Diphenolic acid
- Names: Preferred IUPAC name 4,4-Bis(4-hydroxyphenyl)pentanoic acid

Identifiers
- CAS Number: 126-00-1;
- 3D model (JSmol): Interactive image;
- ChemSpider: 60518;
- ECHA InfoCard: 100.004.331
- PubChem CID: 67174;
- UNII: 2SIZ2CO5L3;
- CompTox Dashboard (EPA): DTXSID0022436 ;

Properties
- Chemical formula: C_{17}H_{18}O_{4}
- Molar mass: 286.327 g·mol^{−1}
- Appearance: White to brown crystals
- Melting point: 168 to 171 °C (334 to 340 °F; 441 to 444 K)
- Boiling point: 507 °C (945 °F; 780 K)
- Hazards: Occupational safety and health (OHS/OSH):
- Main hazards: Fire and explosion hazard with strong oxidisers Incompatible with bases
- Flash point: 274.5 °C (526.1 °F; 547.6 K)
- Safety data sheet (SDS): MSDS

= Diphenolic acid =

Organic acid

Diphenolic acid is a carboxylic acid with molecular formula C_{17}H_{18}O_{4}. Its IUPAC name is 4,4-bis(4-hydroxyphenyl)pentanoic acid, and it can be prepared by the condensation reaction of phenol with levulinic acid in the presence of hydrochloric acid.

The equation for this synthesis is: 2 C_{6}H_{5}OH + CH_{3}C(O)CH_{2}CH_{2}COOH → CH_{3}C(p-C_{6}H_{4}OH)_{2}CH_{2}CH_{2}COOH + H_{2}O

Diphenolic acid is a solid at room temperature, melting at 168–171 °C and boiling at 507 °C. According to its MSDS, diphenolic acid is soluble in ethanol, isopropanol, acetone, acetic acid, and methyl ethyl ketone, but insoluble in benzene, carbon tetrachloride, and xylene.
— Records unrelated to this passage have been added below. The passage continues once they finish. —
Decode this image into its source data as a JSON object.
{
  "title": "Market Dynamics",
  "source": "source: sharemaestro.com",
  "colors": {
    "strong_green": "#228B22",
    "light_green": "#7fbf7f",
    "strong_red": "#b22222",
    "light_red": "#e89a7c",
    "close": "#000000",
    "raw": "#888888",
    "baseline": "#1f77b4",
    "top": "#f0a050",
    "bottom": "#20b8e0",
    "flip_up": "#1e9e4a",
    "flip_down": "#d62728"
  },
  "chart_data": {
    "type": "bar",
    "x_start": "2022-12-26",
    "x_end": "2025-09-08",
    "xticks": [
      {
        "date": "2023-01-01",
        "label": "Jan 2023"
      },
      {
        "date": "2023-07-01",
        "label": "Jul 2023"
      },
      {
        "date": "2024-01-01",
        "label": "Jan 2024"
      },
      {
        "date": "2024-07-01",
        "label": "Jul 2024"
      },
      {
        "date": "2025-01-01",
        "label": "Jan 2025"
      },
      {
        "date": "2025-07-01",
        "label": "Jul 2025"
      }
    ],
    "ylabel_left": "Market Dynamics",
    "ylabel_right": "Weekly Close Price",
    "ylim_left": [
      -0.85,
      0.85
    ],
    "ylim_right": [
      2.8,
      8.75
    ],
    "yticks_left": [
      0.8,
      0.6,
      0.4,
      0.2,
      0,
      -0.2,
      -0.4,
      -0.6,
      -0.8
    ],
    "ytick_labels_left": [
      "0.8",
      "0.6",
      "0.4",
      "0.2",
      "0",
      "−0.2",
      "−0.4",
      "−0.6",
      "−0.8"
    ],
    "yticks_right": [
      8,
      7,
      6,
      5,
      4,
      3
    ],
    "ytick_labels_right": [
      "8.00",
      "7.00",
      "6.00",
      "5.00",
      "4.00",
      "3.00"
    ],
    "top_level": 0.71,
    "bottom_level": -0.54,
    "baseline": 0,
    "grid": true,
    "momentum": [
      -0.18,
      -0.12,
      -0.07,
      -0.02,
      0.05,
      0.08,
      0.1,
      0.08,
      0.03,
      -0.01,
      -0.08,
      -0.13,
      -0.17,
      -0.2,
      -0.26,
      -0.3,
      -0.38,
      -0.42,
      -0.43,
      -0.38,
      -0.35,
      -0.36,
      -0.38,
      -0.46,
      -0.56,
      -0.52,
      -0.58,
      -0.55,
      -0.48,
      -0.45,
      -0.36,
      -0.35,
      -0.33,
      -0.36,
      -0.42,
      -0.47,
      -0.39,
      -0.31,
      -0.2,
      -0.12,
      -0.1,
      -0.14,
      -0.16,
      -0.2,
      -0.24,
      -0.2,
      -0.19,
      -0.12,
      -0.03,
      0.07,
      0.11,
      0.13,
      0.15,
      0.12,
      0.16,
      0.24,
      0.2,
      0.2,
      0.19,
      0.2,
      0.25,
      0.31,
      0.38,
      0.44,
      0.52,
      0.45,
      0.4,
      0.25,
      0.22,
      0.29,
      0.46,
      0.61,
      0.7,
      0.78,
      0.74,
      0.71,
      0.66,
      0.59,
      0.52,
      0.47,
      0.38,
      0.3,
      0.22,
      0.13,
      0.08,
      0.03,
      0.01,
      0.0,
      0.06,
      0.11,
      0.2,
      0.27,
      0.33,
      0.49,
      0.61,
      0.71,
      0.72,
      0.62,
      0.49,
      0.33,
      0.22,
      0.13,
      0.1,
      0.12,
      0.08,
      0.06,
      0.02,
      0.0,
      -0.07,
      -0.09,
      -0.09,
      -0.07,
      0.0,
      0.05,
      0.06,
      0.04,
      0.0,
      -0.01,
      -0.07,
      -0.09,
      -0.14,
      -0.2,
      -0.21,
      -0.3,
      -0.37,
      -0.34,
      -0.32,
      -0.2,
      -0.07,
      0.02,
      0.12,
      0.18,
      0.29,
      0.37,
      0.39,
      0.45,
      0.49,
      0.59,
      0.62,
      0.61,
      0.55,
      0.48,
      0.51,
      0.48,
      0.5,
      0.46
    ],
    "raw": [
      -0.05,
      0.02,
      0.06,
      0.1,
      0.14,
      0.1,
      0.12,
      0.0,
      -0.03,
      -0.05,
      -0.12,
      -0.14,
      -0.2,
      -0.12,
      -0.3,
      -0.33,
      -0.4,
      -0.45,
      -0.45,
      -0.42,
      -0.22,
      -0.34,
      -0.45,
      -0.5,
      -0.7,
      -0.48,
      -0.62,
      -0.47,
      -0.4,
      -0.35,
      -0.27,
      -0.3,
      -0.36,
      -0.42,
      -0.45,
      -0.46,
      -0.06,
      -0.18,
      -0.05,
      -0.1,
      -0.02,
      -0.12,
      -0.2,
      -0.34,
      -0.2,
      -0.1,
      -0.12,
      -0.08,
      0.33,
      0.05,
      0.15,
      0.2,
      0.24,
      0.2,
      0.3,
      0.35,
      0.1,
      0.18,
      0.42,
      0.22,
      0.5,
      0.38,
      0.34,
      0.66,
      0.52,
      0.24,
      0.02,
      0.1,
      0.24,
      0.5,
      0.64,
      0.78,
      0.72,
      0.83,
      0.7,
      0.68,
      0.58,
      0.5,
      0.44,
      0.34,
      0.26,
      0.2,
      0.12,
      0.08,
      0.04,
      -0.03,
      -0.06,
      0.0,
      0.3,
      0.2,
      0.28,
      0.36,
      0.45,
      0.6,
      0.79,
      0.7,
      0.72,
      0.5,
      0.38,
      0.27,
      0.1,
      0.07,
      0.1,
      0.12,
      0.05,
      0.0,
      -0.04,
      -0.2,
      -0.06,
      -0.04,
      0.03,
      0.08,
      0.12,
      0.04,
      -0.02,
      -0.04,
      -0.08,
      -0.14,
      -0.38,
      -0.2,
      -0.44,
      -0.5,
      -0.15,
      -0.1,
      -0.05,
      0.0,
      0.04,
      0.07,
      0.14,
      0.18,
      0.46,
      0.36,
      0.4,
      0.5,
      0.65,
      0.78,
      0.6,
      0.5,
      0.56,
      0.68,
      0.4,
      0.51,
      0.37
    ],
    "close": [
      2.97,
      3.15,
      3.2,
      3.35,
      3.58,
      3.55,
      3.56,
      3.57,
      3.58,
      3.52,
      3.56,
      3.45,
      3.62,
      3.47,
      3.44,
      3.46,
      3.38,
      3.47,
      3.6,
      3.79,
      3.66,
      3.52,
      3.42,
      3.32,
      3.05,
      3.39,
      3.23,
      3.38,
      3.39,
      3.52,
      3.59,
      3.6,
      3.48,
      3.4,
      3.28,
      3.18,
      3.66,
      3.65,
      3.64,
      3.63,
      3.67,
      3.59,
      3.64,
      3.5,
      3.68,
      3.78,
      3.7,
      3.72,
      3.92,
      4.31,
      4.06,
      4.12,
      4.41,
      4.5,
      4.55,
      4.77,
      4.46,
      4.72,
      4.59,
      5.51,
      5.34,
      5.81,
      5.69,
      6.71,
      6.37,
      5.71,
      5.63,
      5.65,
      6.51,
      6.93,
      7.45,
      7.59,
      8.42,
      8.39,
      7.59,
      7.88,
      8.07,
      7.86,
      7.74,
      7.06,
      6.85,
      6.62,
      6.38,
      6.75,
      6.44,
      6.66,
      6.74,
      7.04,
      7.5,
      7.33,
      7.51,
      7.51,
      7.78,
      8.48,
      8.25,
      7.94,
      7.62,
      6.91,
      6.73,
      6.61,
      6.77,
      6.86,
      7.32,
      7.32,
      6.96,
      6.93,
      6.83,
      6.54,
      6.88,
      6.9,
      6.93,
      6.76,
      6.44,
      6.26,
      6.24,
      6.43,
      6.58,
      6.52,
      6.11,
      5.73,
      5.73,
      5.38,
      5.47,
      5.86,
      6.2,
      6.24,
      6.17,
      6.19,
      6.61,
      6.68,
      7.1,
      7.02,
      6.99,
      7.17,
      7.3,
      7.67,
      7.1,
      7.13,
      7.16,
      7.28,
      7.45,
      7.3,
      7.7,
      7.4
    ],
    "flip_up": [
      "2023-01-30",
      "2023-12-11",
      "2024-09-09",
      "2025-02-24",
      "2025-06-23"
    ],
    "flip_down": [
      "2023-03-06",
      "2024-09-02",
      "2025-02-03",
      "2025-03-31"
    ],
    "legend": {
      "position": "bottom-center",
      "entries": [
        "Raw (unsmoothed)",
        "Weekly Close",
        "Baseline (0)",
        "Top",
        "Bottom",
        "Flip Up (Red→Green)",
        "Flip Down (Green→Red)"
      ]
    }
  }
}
Diphenolic acid may be a suitable replacement for bisphenol A as a plasticizer.

Diphenolate esters have been used to synthesize epoxy resins as a replacement for the diglycidyl ether of bisphenol A.The diglycidyl ethers of n-alkyl diphenolate esters have similar thermomechanical properties to the diglycidyl ether of bisphenol A when cured, but the viscosity and glass transition temperature vary as a function of the ester length. Diphenolate esters have also been used to synthesize polycarbonates with a potential for water solubility.